17 Eylül 2013 Salı

PAZAR ALIŞVERİŞİ

PAZAR ALIŞVERİŞİ

Bugün sabah saat sekizde pazardaydım. Özlemişim sabahları pazar alışverişi yapmayı. Arabanın yokluğu bazı alışkanlıkları değiştiriyor ne yaparsınız. Sabah alışverişini çok severim nedense?  Her şey tazeciktir, canlıdır, diri diridir. Henüz ellenmemiştir, seçilmemiştir.İlk sen elleyeceksindir onları. Bizim Mut pazarının en sevdiğim özelliğidir seçerek almak, beğendiğini almak. O yeşillikler, meyvelerin her çeşidi sebzelerin hepsi "beni de beni de al" diye yalvarırlar sanki..Sebzeler.. meyveler..  Güneşin o bunaltıcı sıcağına henüz kendini bırakmamışlardır. İşte böyle her şeyin çok mükemmel olduğu bir zamanda, pazarın en pahalı  olduğu bir zaman olsa da pazar alışverişi beni müthiş keyiflendirir. Ayrı bir canlılık gelir bana; sanki oradaki her şeyin enerjisi bana geçermiş gibi olur. Neyse fazla uzatmayayım. Alışverişimin çoğunluğunu yapmıştım. Bir de incir almayı istiyordum. Zamanı geçiyor yavaş yavaş ...Baktım tezgahlarda az bulunuyor. Bulunanlarda güzel değil. Baktım bir köylü incirleri dizmiş sandığa güzelce, hani bayağı iyi "ye beni" diyorlar. Hemen yaklaştım. "Kaç para?  Köylü:"Beş lira.  Düşündüm pahalı, ama olsun "iki liralık alayım yeter"diye düşündüm. Poşet uzattı, ben de en zevk aldığım işi yaparak elimin beğendiği incirleri nazikçe seçmeye başladım.  "Abla seçemezsin, bir sıradan almak zorundasın demez mi? Canım sıkılmadı dersem yalan olur."Hem pazarda incirin azlığını fırsat bilip fiyatı iki katına çıkarmış hem de seçtirmiyor.Nasıl olur ya " diye geçiriyorum içimden.  Nerdeyse kavga edeceğim. Adama ne diyebilirsin ki... bakıp beslemek zorunda olduğu bir evi yuvası var belli. Onun için bu bir fırsat, fırsatı değerlendirmesi lazım.Tabi ki fiyatı iki katına çıkaracak. Doğaldır. Ben de en doğal hakkımı kullanarak almamayı tercih ettim. "Teşekkürler" dedim. "Abla sen bilirsin " dedi. Uzaklaştım oradan. (Tabi ki ben bilirim.)

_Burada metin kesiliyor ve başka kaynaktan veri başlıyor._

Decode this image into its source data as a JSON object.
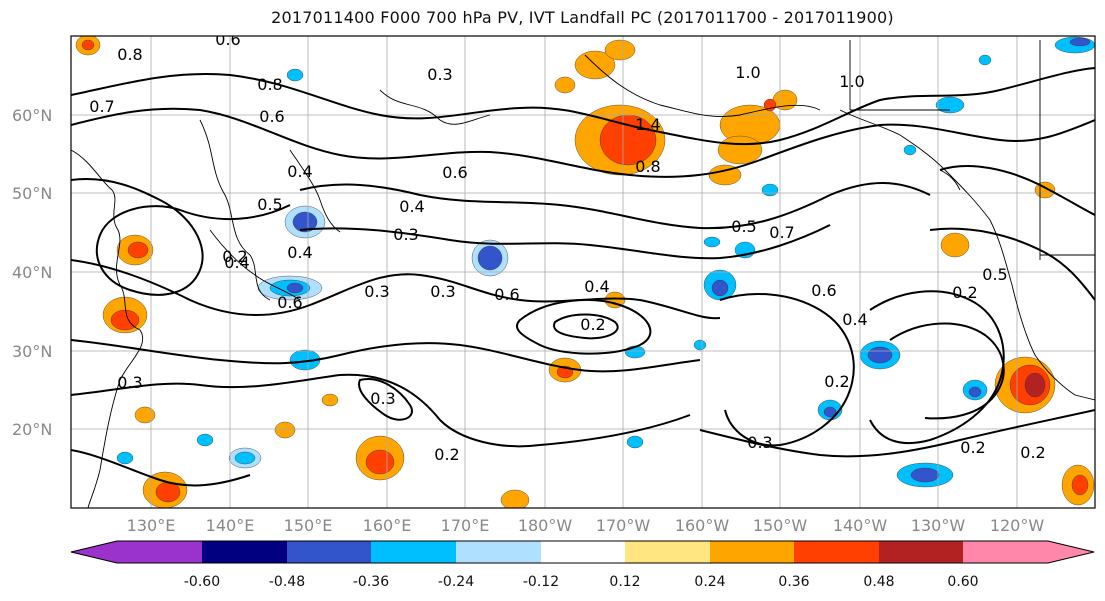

Sonra ne oldu biliyor musunuz? Yoğurt alacaktım benim eski köylülerimden. Yoğurdu alırken gözüme yan tezgahta incirler ilişti. Ama var ya nasıl?  Dalından yeni kopmuş, henüz toplanmış,  olgun, balı akıyor hafifçe. "Kaç lira?" dedim "iki lira? dedi. " Hemen bir kilo alayım" dedim. Elimin beğendiğini alırken bir tanesini de oracıkta mideye indiriverdim. Altın bulsam bu kadar sevinmezdim. Neşeyle pazardan ayrıldım. Bugün ki maceramız da buydu.

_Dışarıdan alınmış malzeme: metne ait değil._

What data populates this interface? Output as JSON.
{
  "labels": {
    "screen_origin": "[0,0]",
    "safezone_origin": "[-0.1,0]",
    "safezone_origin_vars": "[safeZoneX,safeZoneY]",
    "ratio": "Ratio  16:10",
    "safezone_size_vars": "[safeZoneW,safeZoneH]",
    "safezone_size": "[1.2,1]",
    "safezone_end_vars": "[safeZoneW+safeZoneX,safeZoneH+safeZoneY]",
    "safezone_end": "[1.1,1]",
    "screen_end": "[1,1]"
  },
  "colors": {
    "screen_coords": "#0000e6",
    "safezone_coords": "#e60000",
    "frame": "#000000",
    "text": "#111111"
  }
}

Kıssadan hisse; eğer ağız dalaşına girseydim yada adamla kavga etseydim bütün enerjimi alacak pazar keyfimin içine okuyacaktı adamcağız.Üstüne üstlük incir de  bulamadan gidecektim belki. Ama ona da hak verdim. Ben aradığım en güzel inciri buldum. Umarım o da incirden beklediği parayı kazanmıştır.